One of the challenges of end-to-end deep learning is that you might need a lot of data before it works well. So when we have a small data set, the more traditional pipeline approach actually works even better.

Face recognition:

what is actually done to build a turnstiles is not to just take the raw images and feed it to a neural network to try to figure out a person’s identity. Instead, the best approach to date seems to be a multi-step approach, where first we run a piece of software to detect where is the person’s face, having detected the face, we then zoom in to the part of the image and crop the images so that the face is centered, and then feed the new picture into neural network, the estimate the person’s identity.

Instead of trying to learn everything on one step by breaking the problem down into two simplier steps, first to figure out where if the face, and second is figout out who this actually is result in better performance. Why is it that the two step approach works better?

each one of the two problem is much simpler
have a lot of data for each of the two sub-tasks

So because we don’t have enough data to solve the end-to-end learning problem, but have the enough data to solve the sub-problem, in practice, breaking this down to 2 sub-problem result in better proformance than a pure end-to-end deep learning approach.

For some tasks, the end-to-end learning will performance better, for example, machine translation; but for other problems, maybe it doesn’t work well.

10 - wether to use end-to-end deep learning

Let’s you are building a learning system and try to decide wether or not to use a end-to-end approach. Let’s take a look at the pros and cons of the end-to-end learning.

pros and cons of end-to-end deep learning:

end-to-end learning refer to learning a direct mapping from one end of the system to the other way of the system.

pros:
- let the data speak, whatever is the most appropriate function mapping from x to y, if you have enough data and training a big enough neural network, hopefully the network will figure it out. By having a pure maching learning approach maybe more able to capture whatever the statistics are in the data rather than being force to reflect human preconceptions.
- less hand-designing of components needed.
cons:
- maybe need a large amount of data
- excludes potentially useful hand-designed components. if we don’t have a lot of data then the learning algorithm doesn’t have much insight can gain from the data, and so hand designed components can really be a way for we to inject the knowledges into the algorithm, that’s not always a bad things.

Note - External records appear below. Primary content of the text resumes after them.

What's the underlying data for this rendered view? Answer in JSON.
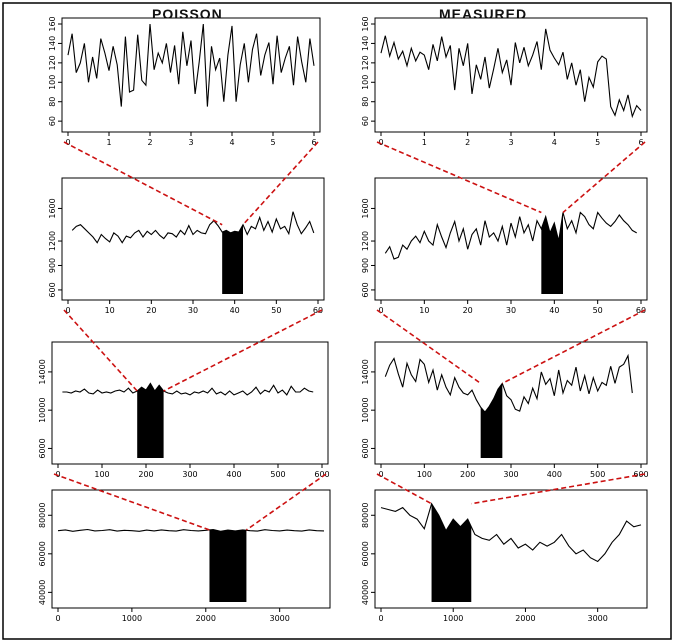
{
  "titles": {
    "left": "POISSON",
    "right": "MEASURED"
  },
  "chart_data": [
    {
      "column": "POISSON",
      "row": 1,
      "type": "line",
      "xlim": [
        0,
        6
      ],
      "xticks": [
        "0",
        "1",
        "2",
        "3",
        "4",
        "5",
        "6"
      ],
      "ylim": [
        55,
        160
      ],
      "yticks": [
        "60",
        "80",
        "100",
        "120",
        "140",
        "160"
      ],
      "highlight": null,
      "x": [
        0,
        0.1,
        0.2,
        0.3,
        0.4,
        0.5,
        0.6,
        0.7,
        0.8,
        0.9,
        1.0,
        1.1,
        1.2,
        1.3,
        1.4,
        1.5,
        1.6,
        1.7,
        1.8,
        1.9,
        2.0,
        2.1,
        2.2,
        2.3,
        2.4,
        2.5,
        2.6,
        2.7,
        2.8,
        2.9,
        3.0,
        3.1,
        3.2,
        3.3,
        3.4,
        3.5,
        3.6,
        3.7,
        3.8,
        3.9,
        4.0,
        4.1,
        4.2,
        4.3,
        4.4,
        4.5,
        4.6,
        4.7,
        4.8,
        4.9,
        5.0,
        5.1,
        5.2,
        5.3,
        5.4,
        5.5,
        5.6,
        5.7,
        5.8,
        5.9,
        6.0
      ],
      "y": [
        128,
        150,
        110,
        120,
        140,
        100,
        126,
        104,
        145,
        130,
        112,
        137,
        118,
        75,
        147,
        90,
        92,
        149,
        102,
        97,
        160,
        113,
        130,
        120,
        140,
        110,
        138,
        98,
        152,
        117,
        143,
        88,
        121,
        160,
        75,
        137,
        113,
        125,
        80,
        128,
        158,
        80,
        118,
        140,
        100,
        134,
        150,
        107,
        128,
        141,
        98,
        148,
        110,
        125,
        137,
        97,
        147,
        121,
        100,
        145,
        117
      ]
    },
    {
      "column": "MEASURED",
      "row": 1,
      "type": "line",
      "xlim": [
        0,
        6
      ],
      "xticks": [
        "0",
        "1",
        "2",
        "3",
        "4",
        "5",
        "6"
      ],
      "ylim": [
        55,
        160
      ],
      "yticks": [
        "60",
        "80",
        "100",
        "120",
        "140",
        "160"
      ],
      "highlight": null,
      "x": [
        0,
        0.1,
        0.2,
        0.3,
        0.4,
        0.5,
        0.6,
        0.7,
        0.8,
        0.9,
        1.0,
        1.1,
        1.2,
        1.3,
        1.4,
        1.5,
        1.6,
        1.7,
        1.8,
        1.9,
        2.0,
        2.1,
        2.2,
        2.3,
        2.4,
        2.5,
        2.6,
        2.7,
        2.8,
        2.9,
        3.0,
        3.1,
        3.2,
        3.3,
        3.4,
        3.5,
        3.6,
        3.7,
        3.8,
        3.9,
        4.0,
        4.1,
        4.2,
        4.3,
        4.4,
        4.5,
        4.6,
        4.7,
        4.8,
        4.9,
        5.0,
        5.1,
        5.2,
        5.3,
        5.4,
        5.5,
        5.6,
        5.7,
        5.8,
        5.9,
        6.0
      ],
      "y": [
        130,
        148,
        127,
        141,
        124,
        132,
        117,
        135,
        122,
        131,
        128,
        113,
        139,
        122,
        147,
        126,
        138,
        92,
        135,
        117,
        140,
        88,
        118,
        103,
        126,
        94,
        114,
        135,
        110,
        123,
        97,
        141,
        120,
        136,
        117,
        128,
        142,
        113,
        155,
        133,
        125,
        118,
        131,
        103,
        120,
        97,
        113,
        80,
        105,
        95,
        121,
        127,
        124,
        75,
        66,
        82,
        71,
        87,
        65,
        76,
        71
      ]
    },
    {
      "column": "POISSON",
      "row": 2,
      "type": "line",
      "xlim": [
        0,
        60
      ],
      "xticks": [
        "0",
        "10",
        "20",
        "30",
        "40",
        "50",
        "60"
      ],
      "ylim": [
        550,
        1900
      ],
      "yticks": [
        "600",
        "900",
        "1200",
        "1600"
      ],
      "highlight": [
        37,
        42
      ],
      "x": [
        1,
        2,
        3,
        4,
        5,
        6,
        7,
        8,
        9,
        10,
        11,
        12,
        13,
        14,
        15,
        16,
        17,
        18,
        19,
        20,
        21,
        22,
        23,
        24,
        25,
        26,
        27,
        28,
        29,
        30,
        31,
        32,
        33,
        34,
        35,
        36,
        37,
        38,
        39,
        40,
        41,
        42,
        43,
        44,
        45,
        46,
        47,
        48,
        49,
        50,
        51,
        52,
        53,
        54,
        55,
        56,
        57,
        58,
        59
      ],
      "y": [
        1330,
        1380,
        1400,
        1350,
        1300,
        1250,
        1180,
        1280,
        1230,
        1190,
        1300,
        1260,
        1180,
        1260,
        1240,
        1300,
        1330,
        1250,
        1320,
        1280,
        1330,
        1270,
        1230,
        1300,
        1290,
        1250,
        1330,
        1280,
        1390,
        1280,
        1330,
        1300,
        1290,
        1400,
        1450,
        1390,
        1310,
        1330,
        1300,
        1320,
        1310,
        1400,
        1280,
        1380,
        1350,
        1490,
        1330,
        1440,
        1310,
        1470,
        1350,
        1380,
        1290,
        1560,
        1400,
        1290,
        1360,
        1440,
        1300
      ]
    },
    {
      "column": "MEASURED",
      "row": 2,
      "type": "line",
      "xlim": [
        0,
        60
      ],
      "xticks": [
        "0",
        "10",
        "20",
        "30",
        "40",
        "50",
        "60"
      ],
      "ylim": [
        550,
        1900
      ],
      "yticks": [
        "600",
        "900",
        "1200",
        "1600"
      ],
      "highlight": [
        37,
        42
      ],
      "x": [
        1,
        2,
        3,
        4,
        5,
        6,
        7,
        8,
        9,
        10,
        11,
        12,
        13,
        14,
        15,
        16,
        17,
        18,
        19,
        20,
        21,
        22,
        23,
        24,
        25,
        26,
        27,
        28,
        29,
        30,
        31,
        32,
        33,
        34,
        35,
        36,
        37,
        38,
        39,
        40,
        41,
        42,
        43,
        44,
        45,
        46,
        47,
        48,
        49,
        50,
        51,
        52,
        53,
        54,
        55,
        56,
        57,
        58,
        59
      ],
      "y": [
        1050,
        1130,
        980,
        1000,
        1150,
        1100,
        1200,
        1260,
        1180,
        1320,
        1200,
        1150,
        1400,
        1250,
        1120,
        1300,
        1440,
        1200,
        1350,
        1100,
        1280,
        1350,
        1150,
        1450,
        1250,
        1300,
        1200,
        1380,
        1150,
        1420,
        1250,
        1500,
        1300,
        1400,
        1200,
        1450,
        1350,
        1500,
        1300,
        1420,
        1200,
        1550,
        1350,
        1450,
        1300,
        1550,
        1500,
        1400,
        1350,
        1550,
        1480,
        1420,
        1380,
        1440,
        1520,
        1450,
        1400,
        1330,
        1300
      ]
    },
    {
      "column": "POISSON",
      "row": 3,
      "type": "line",
      "xlim": [
        0,
        600
      ],
      "xticks": [
        "0",
        "100",
        "200",
        "300",
        "400",
        "500",
        "600"
      ],
      "ylim": [
        5000,
        16500
      ],
      "yticks": [
        "6000",
        "10000",
        "14000"
      ],
      "highlight": [
        180,
        240
      ],
      "x": [
        10,
        20,
        30,
        40,
        50,
        60,
        70,
        80,
        90,
        100,
        110,
        120,
        130,
        140,
        150,
        160,
        170,
        180,
        190,
        200,
        210,
        220,
        230,
        240,
        250,
        260,
        270,
        280,
        290,
        300,
        310,
        320,
        330,
        340,
        350,
        360,
        370,
        380,
        390,
        400,
        410,
        420,
        430,
        440,
        450,
        460,
        470,
        480,
        490,
        500,
        510,
        520,
        530,
        540,
        550,
        560,
        570,
        580
      ],
      "y": [
        11900,
        11900,
        11800,
        12000,
        11900,
        12200,
        11800,
        11700,
        12100,
        11800,
        11900,
        11800,
        12000,
        12100,
        11900,
        12300,
        11800,
        12000,
        12400,
        12100,
        12800,
        12000,
        12600,
        12000,
        11800,
        11700,
        12000,
        11700,
        11800,
        11600,
        11900,
        11800,
        12000,
        11800,
        12300,
        11700,
        11900,
        11600,
        12000,
        11600,
        11800,
        12000,
        11600,
        11900,
        12400,
        11700,
        12100,
        11900,
        12600,
        11800,
        12100,
        11600,
        12500,
        11900,
        11900,
        12300,
        12000,
        11900
      ]
    },
    {
      "column": "MEASURED",
      "row": 3,
      "type": "line",
      "xlim": [
        0,
        600
      ],
      "xticks": [
        "0",
        "100",
        "200",
        "300",
        "400",
        "500",
        "600"
      ],
      "ylim": [
        5000,
        16500
      ],
      "yticks": [
        "6000",
        "10000",
        "14000"
      ],
      "highlight": [
        230,
        280
      ],
      "x": [
        10,
        20,
        30,
        40,
        50,
        60,
        70,
        80,
        90,
        100,
        110,
        120,
        130,
        140,
        150,
        160,
        170,
        180,
        190,
        200,
        210,
        220,
        230,
        240,
        250,
        260,
        270,
        280,
        290,
        300,
        310,
        320,
        330,
        340,
        350,
        360,
        370,
        380,
        390,
        400,
        410,
        420,
        430,
        440,
        450,
        460,
        470,
        480,
        490,
        500,
        510,
        520,
        530,
        540,
        550,
        560,
        570,
        580
      ],
      "y": [
        13500,
        14700,
        15400,
        13800,
        12400,
        14900,
        13700,
        13000,
        15300,
        14800,
        12900,
        14200,
        12100,
        13700,
        12400,
        11600,
        13400,
        12400,
        11800,
        11600,
        12100,
        11100,
        10300,
        9800,
        10400,
        11200,
        12200,
        12800,
        11500,
        11100,
        10100,
        9900,
        11400,
        10700,
        12300,
        11200,
        14000,
        12700,
        13300,
        11500,
        14200,
        11800,
        13100,
        12600,
        14500,
        12000,
        13600,
        11700,
        13400,
        12000,
        12900,
        12600,
        14600,
        12800,
        14500,
        14800,
        15700,
        11800
      ]
    },
    {
      "column": "POISSON",
      "row": 4,
      "type": "line",
      "xlim": [
        0,
        3600
      ],
      "xticks": [
        "0",
        "1000",
        "2000",
        "3000"
      ],
      "ylim": [
        35000,
        90000
      ],
      "yticks": [
        "40000",
        "60000",
        "80000"
      ],
      "highlight": [
        2050,
        2550
      ],
      "x": [
        0,
        100,
        200,
        300,
        400,
        500,
        600,
        700,
        800,
        900,
        1000,
        1100,
        1200,
        1300,
        1400,
        1500,
        1600,
        1700,
        1800,
        1900,
        2000,
        2100,
        2200,
        2300,
        2400,
        2500,
        2600,
        2700,
        2800,
        2900,
        3000,
        3100,
        3200,
        3300,
        3400,
        3500,
        3600
      ],
      "y": [
        72000,
        72400,
        71700,
        72200,
        72600,
        71900,
        72100,
        72500,
        71800,
        72200,
        72000,
        71700,
        72300,
        71900,
        72400,
        72000,
        71800,
        72500,
        72100,
        71900,
        72200,
        72600,
        71700,
        72300,
        71900,
        72400,
        72000,
        71800,
        72500,
        72100,
        71900,
        72300,
        72000,
        71800,
        72400,
        72000,
        71900
      ]
    },
    {
      "column": "MEASURED",
      "row": 4,
      "type": "line",
      "xlim": [
        0,
        3600
      ],
      "xticks": [
        "0",
        "1000",
        "2000",
        "3000"
      ],
      "ylim": [
        35000,
        90000
      ],
      "yticks": [
        "40000",
        "60000",
        "80000"
      ],
      "highlight": [
        700,
        1250
      ],
      "x": [
        0,
        100,
        200,
        300,
        400,
        500,
        600,
        700,
        800,
        900,
        1000,
        1100,
        1200,
        1300,
        1400,
        1500,
        1600,
        1700,
        1800,
        1900,
        2000,
        2100,
        2200,
        2300,
        2400,
        2500,
        2600,
        2700,
        2800,
        2900,
        3000,
        3100,
        3200,
        3300,
        3400,
        3500,
        3600
      ],
      "y": [
        84000,
        83000,
        82000,
        84000,
        80000,
        78000,
        73000,
        86000,
        80000,
        72000,
        78000,
        74000,
        78000,
        70000,
        68000,
        67000,
        70000,
        65000,
        68000,
        63000,
        65000,
        62000,
        66000,
        64000,
        66000,
        70000,
        64000,
        60000,
        62000,
        58000,
        56000,
        60000,
        66000,
        70000,
        77000,
        74000,
        75000
      ]
    }
  ],
  "zoom_connectors": {
    "color": "#cc1111"
  }
}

The learning algorithm having two main source of knowledges: data and hand-design. When you have ton of data, it’s less important to hand design things but when you don’t have much data, then having a carefully hand-designed system can actually allow humans to inject a lot of knowledge about the problem into an algorithm and that should be very helpful.

So when you are building a new machine learning system and you are try to decide whether or not to use end-to-end deep learning, the key questions is, do you have sufficient data to learning the function to map from x to y.

Intuitively, if you are try to learn a function form x to y, that is look at the images and recognize the position of the bones in this images, maybe this seem like a relatively simple problem to do, and maybe don’t need too much data for this task. Or give a picture of a person, maybe finding the face of the person in the images doesn’t seem like a hard problem, so maybe don’t need too much data. Whereas in contrast, the function needed to look at the hand and map directly to the age of the child, that seems like a much more complex problem that maybe you need more data if you are applying a pure end-to-end deep learning approach.